Research Notes: Building a high-performant ABAP coding agent
I have been using the most powerful coding models for ABAP coding for quite some time now. It's painful, but I persevere because this is how I learn the shortcomings of the models to build a coding agent that actually works.

Here's what months of research have taught me, in just a few sentences.
Two Strategies for Building a Better Agent
Proactive: Prevent Errors Before They Happen
Can we stop an agent from making the same mistake twice?
The idea is appealing. If the model messed up once, teach it not to do it again. But so far, the results have been disappointing. Models don't retain corrections the way you'd hope.
Reactive: Recover After the Error
Can we ensure that when an error does happen, the agent fixes it itself?
This approach has shown much better results. I'm hopeful we can make significant improvements here.
Creating a Synthetic Dataset
When a model makes a mistake, I ask it to document what went wrong and what fixed it. The prompt looks something like this:
"Throughout our conversation, you implemented wrong syntax many times and repeated some mistakes as well. Document all the mistakes that you did such that when I provide this list of mistakes next time, you don't repeat these mistakes..."
This generates a dataset of errors and their corrections. But it raises questions: How many fixed code samples should I generate for each error? Does quantity affect the recovery strategy?

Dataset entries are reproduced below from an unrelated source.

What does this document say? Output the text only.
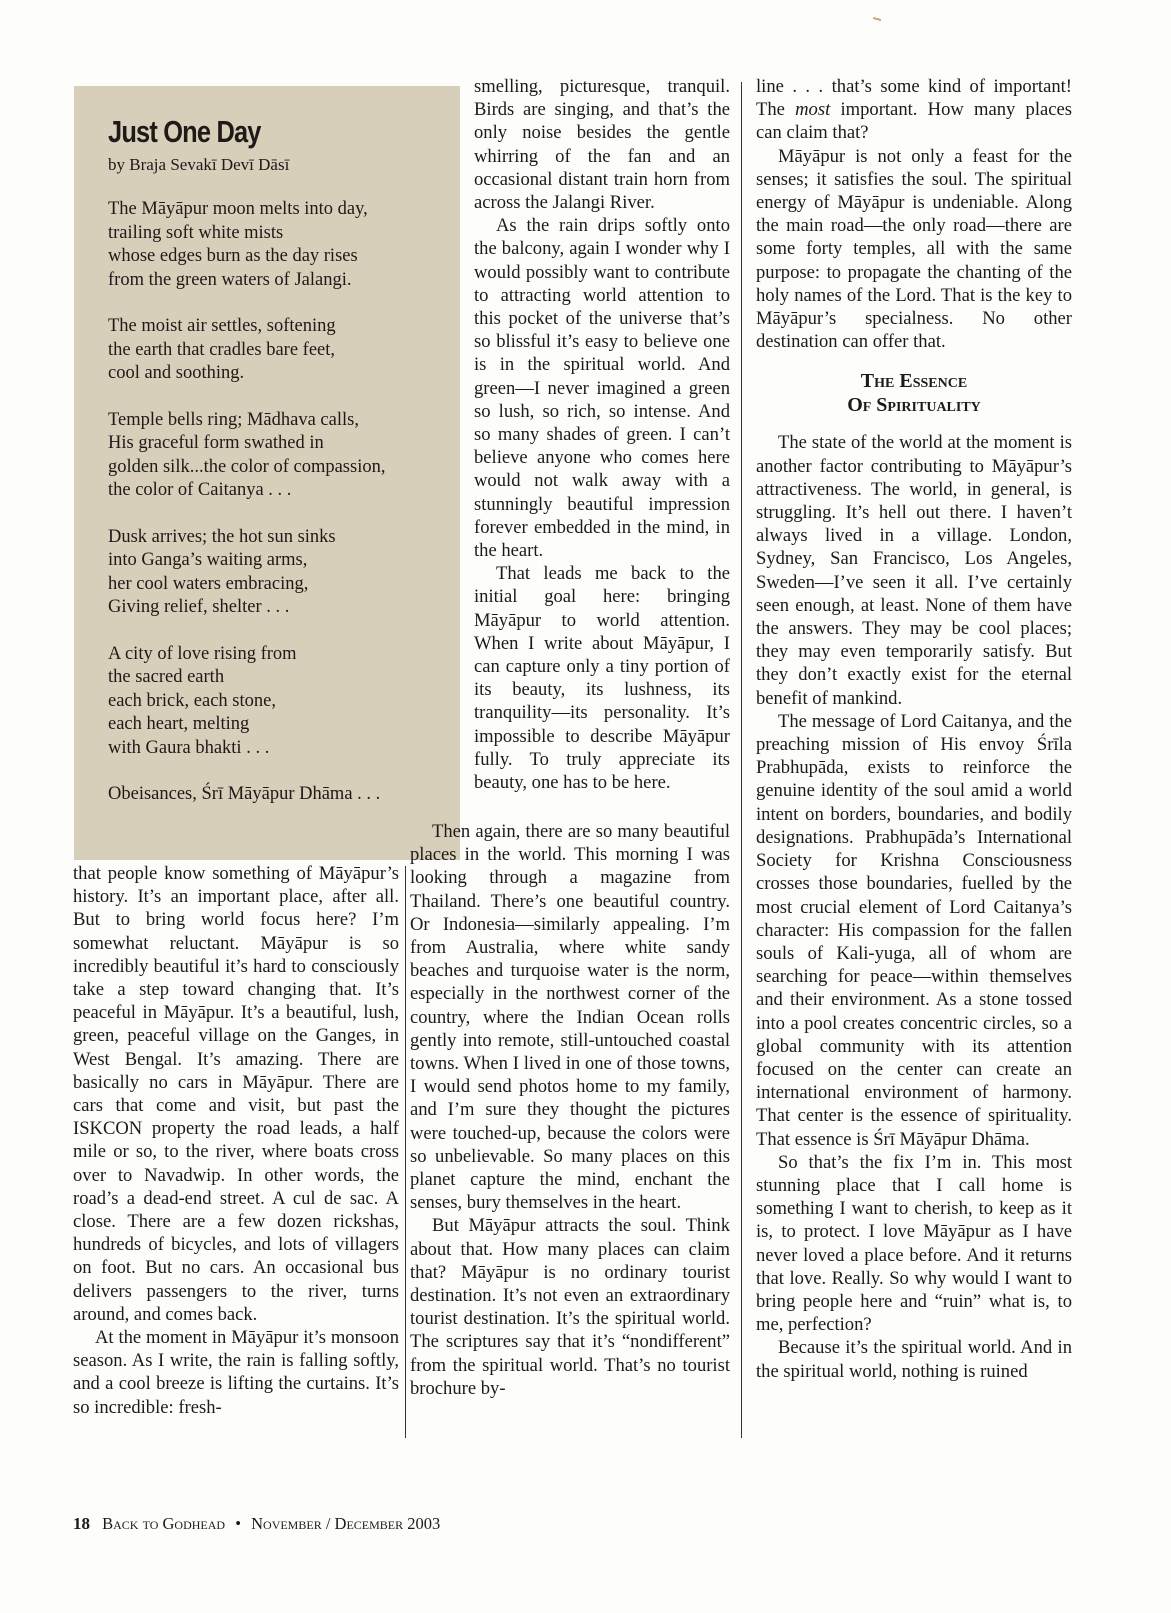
Just One Day
by Braja Sevakī Devī Dāsī
The Māyāpur moon melts into day,
trailing soft white mists
whose edges burn as the day rises
from the green waters of Jalangi.
The moist air settles, softening
the earth that cradles bare feet,
cool and soothing.
Temple bells ring; Mādhava calls,
His graceful form swathed in
golden silk...the color of compassion,
the color of Caitanya . . .
Dusk arrives; the hot sun sinks
into Ganga’s waiting arms,
her cool waters embracing,
Giving relief, shelter . . .
A city of love rising from
the sacred earth
each brick, each stone,
each heart, melting
with Gaura bhakti . . .
Obeisances, Śrī Māyāpur Dhāma . . .

that people know something of Māyāpur’s history. It’s an important place, after all. But to bring world focus here? I’m somewhat reluctant. Māyāpur is so incredibly beautiful it’s hard to consciously take a step toward changing that. It’s peaceful in Māyāpur. It’s a beautiful, lush, green, peaceful village on the Ganges, in West Bengal. It’s amazing. There are basically no cars in Māyāpur. There are cars that come and visit, but past the ISKCON property the road leads, a half mile or so, to the river, where boats cross over to Navadwip. In other words, the road’s a dead-end street. A cul de sac. A close. There are a few dozen rickshas, hundreds of bicycles, and lots of villagers on foot. But no cars. An occasional bus delivers passengers to the river, turns around, and comes back.

At the moment in Māyāpur it’s monsoon season. As I write, the rain is falling softly, and a cool breeze is lifting the curtains. It’s so incredible: fresh-

smelling, picturesque, tranquil. Birds are singing, and that’s the only noise besides the gentle whirring of the fan and an occasional distant train horn from across the Jalangi River.

As the rain drips softly onto the balcony, again I wonder why I would possibly want to contribute to attracting world attention to this pocket of the universe that’s so blissful it’s easy to believe one is in the spiritual world. And green—I never imagined a green so lush, so rich, so intense. And so many shades of green. I can’t believe anyone who comes here would not walk away with a stunningly beautiful impression forever embedded in the mind, in the heart.

That leads me back to the initial goal here: bringing Māyāpur to world attention. When I write about Māyāpur, I can capture only a tiny portion of its beauty, its lushness, its tranquility—its personality. It’s impossible to describe Māyāpur fully. To truly appreciate its beauty, one has to be here.

Then again, there are so many beautiful places in the world. This morning I was looking through a magazine from Thailand. There’s one beautiful country. Or Indonesia—similarly appealing. I’m from Australia, where white sandy beaches and turquoise water is the norm, especially in the northwest corner of the country, where the Indian Ocean rolls gently into remote, still-untouched coastal towns. When I lived in one of those towns, I would send photos home to my family, and I’m sure they thought the pictures were touched-up, because the colors were so unbelievable. So many places on this planet capture the mind, enchant the senses, bury themselves in the heart.

But Māyāpur attracts the soul. Think about that. How many places can claim that? Māyāpur is no ordinary tourist destination. It’s not even an extraordinary tourist destination. It’s the spiritual world. The scriptures say that it’s “nondifferent” from the spiritual world. That’s no tourist brochure by-

line . . . that’s some kind of important! The most important. How many places can claim that?

Māyāpur is not only a feast for the senses; it satisfies the soul. The spiritual energy of Māyāpur is undeniable. Along the main road—the only road—there are some forty temples, all with the same purpose: to propagate the chanting of the holy names of the Lord. That is the key to Māyāpur’s specialness. No other destination can offer that.

The Essence
Of Spirituality

The state of the world at the moment is another factor contributing to Māyāpur’s attractiveness. The world, in general, is struggling. It’s hell out there. I haven’t always lived in a village. London, Sydney, San Francisco, Los Angeles, Sweden—I’ve seen it all. I’ve certainly seen enough, at least. None of them have the answers. They may be cool places; they may even temporarily satisfy. But they don’t exactly exist for the eternal benefit of mankind.

The message of Lord Caitanya, and the preaching mission of His envoy Śrīla Prabhupāda, exists to reinforce the genuine identity of the soul amid a world intent on borders, boundaries, and bodily designations. Prabhupāda’s International Society for Krishna Consciousness crosses those boundaries, fuelled by the most crucial element of Lord Caitanya’s character: His compassion for the fallen souls of Kali-yuga, all of whom are searching for peace—within themselves and their environment. As a stone tossed into a pool creates concentric circles, so a global community with its attention focused on the center can create an international environment of harmony. That center is the essence of spirituality. That essence is Śrī Māyāpur Dhāma.

So that’s the fix I’m in. This most stunning place that I call home is something I want to cherish, to keep as it is, to protect. I love Māyāpur as I have never loved a place before. And it returns that love. Really. So why would I want to bring people here and “ruin” what is, to me, perfection?

Because it’s the spiritual world. And in the spiritual world, nothing is ruined

18 Back to Godhead • November / December 2003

These are still open problems.
Looming Problems
Scaling — How do we capture a meaningful percentage of the errors a model makes?
Cost — How much money do we spend on capturing these errors and building synthetic datasets?
Regression — Every model makes different mistakes. The errors I've catalogued for one model may be completely irrelevant for the next release. It's a moving target.
We are in the final few weeks before we show the world how we are solving these problems in our Code Agent. Very excited and also very nervous.